Como o voto na legenda para vereador pode beneficiar o partido rival
"Atenção! Pelas novas regras eleitorais, seu voto na legenda pode ir para outro partido. Vote no número completo do seu vereador ou você poderá eleger um inimigo!"
Você deve ter visto mensagens com esta pipocando nas redes sociais na reta final para a votação do primeiro turno das eleições municipais, que acontece no domingo. Compartilhadas milhares de vezes, elas citam mudanças no Código Eleitoral propostas durante a presidência do deputado cassado Eduardo Cunha (PMDB-RJ) na Câmara e aprovadas em 2015.
A alteração, nos artigos 108 e 109, afeta principalmente os candidatos a vereador e deputado que são "puxados" para assumir mandatos graças aos recordistas de votos de seus partidos.
Você deve se lembrar de casos célebres nas eleições de 2014: o deputado federal Celso Russomanno (PRB-SP), por exemplo, teve 1,5 milhão de votos e acabou elegendo outros quatro candidatos do seu partido. Outro exemplo famoso é o do palhaço Tiririca (PR-SP), que teve mais de um milhão de votos e "puxou" dois colegas de legenda.
Sem o empurrão dos candidatos recordistas, seus colegas homens não teriam votos suficientes para se eleger à Câmara.
E por que isso acontece?
A legislação permite que o "excesso" de votos de um candidato seja "transferido" para outros do mesmo partido, graças a um dispositivo chamado "quociente partidário" (entenda abaixo).
Mas, com a alteração na lei, estes candidatos "puxados" pelos recordistas de votos agora têm um novo obstáculo antes de assumir cargos públicos: eles precisam alcançar uma "nota de corte", um total mínimo de votos determinado por com outro dispositivo, chamado "quociente eleitoral".
Se estes candidatos não alcançarem a nota de corte, os votos na legenda poderão ir, sim, para outros partidos - normalmente os maiores e com mais dinheiro.
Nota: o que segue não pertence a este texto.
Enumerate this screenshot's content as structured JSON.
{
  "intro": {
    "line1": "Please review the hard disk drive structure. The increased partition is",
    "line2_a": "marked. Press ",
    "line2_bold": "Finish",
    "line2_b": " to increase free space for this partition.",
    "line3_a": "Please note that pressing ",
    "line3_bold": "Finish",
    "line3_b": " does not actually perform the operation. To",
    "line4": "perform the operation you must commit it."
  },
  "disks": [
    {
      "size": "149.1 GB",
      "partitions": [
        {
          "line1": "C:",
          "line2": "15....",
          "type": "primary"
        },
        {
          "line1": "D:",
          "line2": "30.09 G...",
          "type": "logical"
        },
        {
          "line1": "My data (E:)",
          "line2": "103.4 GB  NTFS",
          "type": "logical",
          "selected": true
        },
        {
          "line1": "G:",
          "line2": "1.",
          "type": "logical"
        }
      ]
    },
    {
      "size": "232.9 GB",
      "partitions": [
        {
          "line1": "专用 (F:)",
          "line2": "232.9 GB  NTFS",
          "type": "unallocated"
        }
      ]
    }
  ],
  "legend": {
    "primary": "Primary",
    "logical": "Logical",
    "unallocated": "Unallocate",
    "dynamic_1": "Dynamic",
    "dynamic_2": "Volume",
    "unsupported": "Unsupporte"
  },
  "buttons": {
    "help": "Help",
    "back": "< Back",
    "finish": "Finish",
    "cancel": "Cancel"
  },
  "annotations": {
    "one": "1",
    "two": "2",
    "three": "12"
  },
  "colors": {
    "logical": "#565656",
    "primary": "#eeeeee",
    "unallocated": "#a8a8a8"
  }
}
Quer dizer que um voto no PC do B pode ir para o PSDB? Um para o DEM pode ser transferido para o PT? Um no PSOL pode cair no colo do PMDB? Entenda, a seguir, o passo a passo sobre o que mudou.
Palavras-chave
Eleição vai, eleição vem, e os termos "quociente eleitoral" e "quociente partidário" voltam à tona. Antes de tudo, o saiba que significa cada um:
- Quociente eleitoral: Número mínimo de votos que um partido ou coligação precisa para conquistar vagas na Câmara Municipal. É calculado dividindo-se o total de votos válidos na cidade pelo total de vagas disponíveis para vereadores.
- Quociente partidário: Total de vagas a que um partido ou coligação terá direito na Câmara Municipal após as eleições. É calculado dividindo-se a votação total na chapa (votos diretos mais o na legenda) pelo quociente eleitoral (descrito acima).
Nova regra
Os "campeões das urnas" tradicionalmente ampliam o número de votos angariados pela chapa, elevando assim seu quociente partidário e, consequentemente, o número de cadeiras a que tem direito - é dessa forma que candidatos muito menos votados acabam conseguindo suas vagas.
Mas a novidade desta eleição, a chamada "cláusula de desempenho", determina que todos os candidatos que ocuparem cadeiras de vereador ou deputado tenham, no mínimo, atingido um total de 10% do quociente eleitoral.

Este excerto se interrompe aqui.